The most interesting “anomaly” raised, and the one that received the most attention, refers to “qualified individuals” under the statute. The statute provides that insurance shall be made available on exchanges to “qualified individuals,” and further defines a “qualified individual” to mean, “with respect to an Exchange, an individual who” both wants to enroll in a qualified plan, and also “resides in the State that established the Exchange.” The government, as well as Justices Breyer and Kagan, argue that if the only way for a state to “establish” an exchange is to create it on its own, then there would be no “qualified individuals” in states that failed to do so, and therefore there would be nobody on the exchanges (and, as Justice Kagan surmised, no product to sell on the exchanges).
Carvin’s answer was very interesting. Basically, he argued that this argument was a bluff by the government.

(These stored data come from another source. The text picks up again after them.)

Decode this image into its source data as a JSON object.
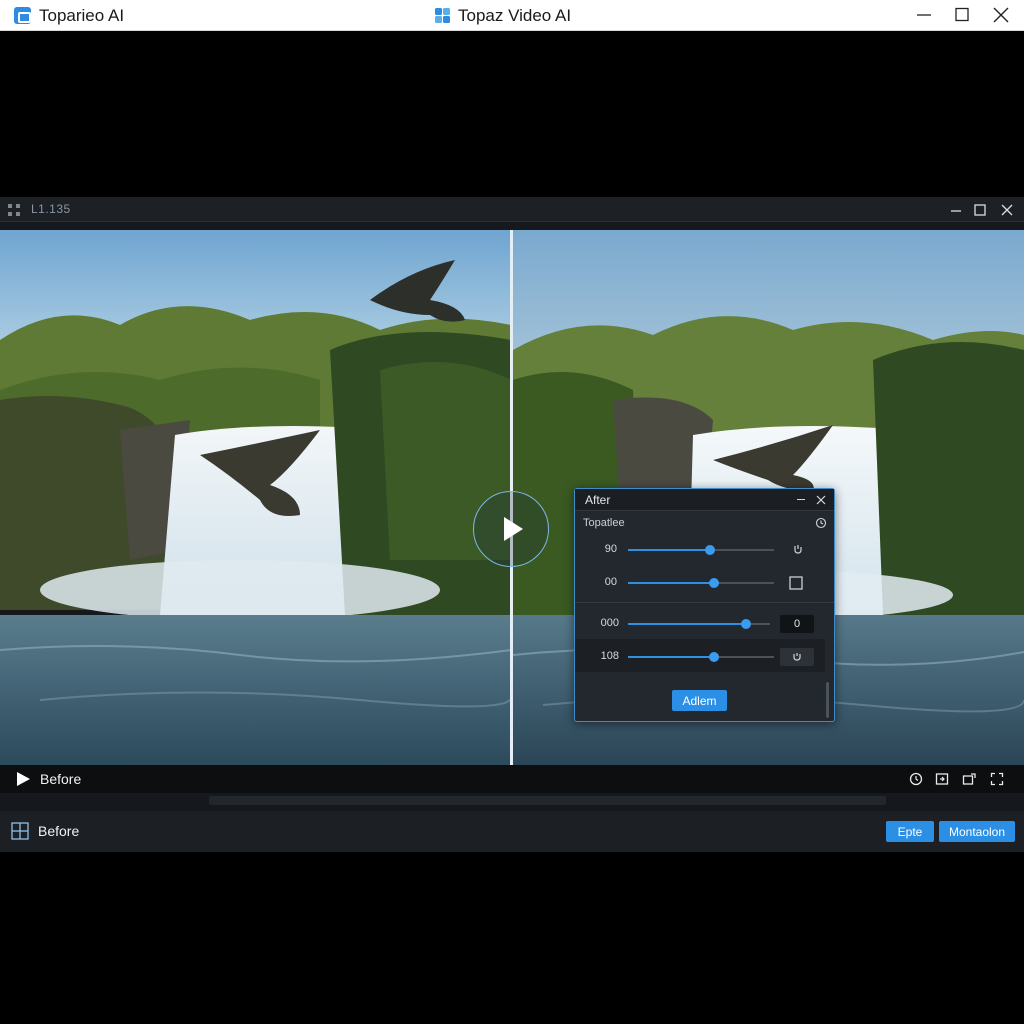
{
  "window": {
    "left_title": "Toparieo AI",
    "center_title": "Topaz Video AI"
  },
  "inner": {
    "title": "L1.135"
  },
  "panel": {
    "title": "After",
    "section_label": "Topatlee",
    "rows": [
      {
        "label": "90",
        "level": 0.56
      },
      {
        "label": "00",
        "level": 0.59
      },
      {
        "label": "000",
        "level": 0.83,
        "box": "0"
      },
      {
        "label": "108",
        "level": 0.59
      }
    ],
    "action_label": "Adlem"
  },
  "transport": {
    "label": "Before"
  },
  "footer": {
    "label": "Before",
    "buttons": [
      "Epte",
      "Montaolon"
    ]
  },
  "colors": {
    "accent": "#2a8fe5",
    "panel_border": "#3f8ccc",
    "background": "#000000"
  }
}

He argued that if the petitioners prevail in this case, the federal government will never concede that there are no qualified individuals, but will instead try to find other ways to shoehorn people into the definition, or find ways to argue that federal exchanges are not limited to offering insurance only to qualified individuals. He offered some of those possible arguments, but did not go into detail.
Second update (11:33 AM): The broad outlines of the government’s merits argument, and Justice Scalia’s first reaction
After the Solicitor General briefly discussed the standing issue, he outlined the government’s two broad arguments on the merits. The first is that the government’s interpretation of the statute, which makes subsidies available on exchanges created by both the states and HHS, is the best way to give meaning to all the words of the statute. The second point is that the government’s reading “is compelled by” the structure and design of the statute–specifically that it was designed to ensure state flexibility in setting up exchanges, to avert death spirals, and to provide affordable care for all. He argued that in light of these goals, Congress simply could not have intended for the statute to function as intended.
That provoked an immediate and sharp response from Justice Scalia, who said that “of course” Congress could have enacted a statute that functions the way petitioners describe. Justice Scalia then engaged the Solicitor General in a back and forth about whether statutes can ever be written in less-than-optimal ways, and about whether they can ever be nonsensical. The argument implicit in the questioning was that even if Congress wanted to enact a law that works, it doesn’t mean that it actually did so. In that sense, Justice Scalia seemed to be drawing an even harder line than the petitioners.
At that point I left the room to come talk to you all. Justice Scalia’s questions are very interesting in light of recent statements he’s made reiterating that statutes should be read as a whole. Of course, the government urges such a reading in this case, arguing that a holistic reading supports its view of the subsidy provisions, but the petitioners make whole-statute arguments as well even as they emphasize the particular words in Section 36B that support their argument most clearly.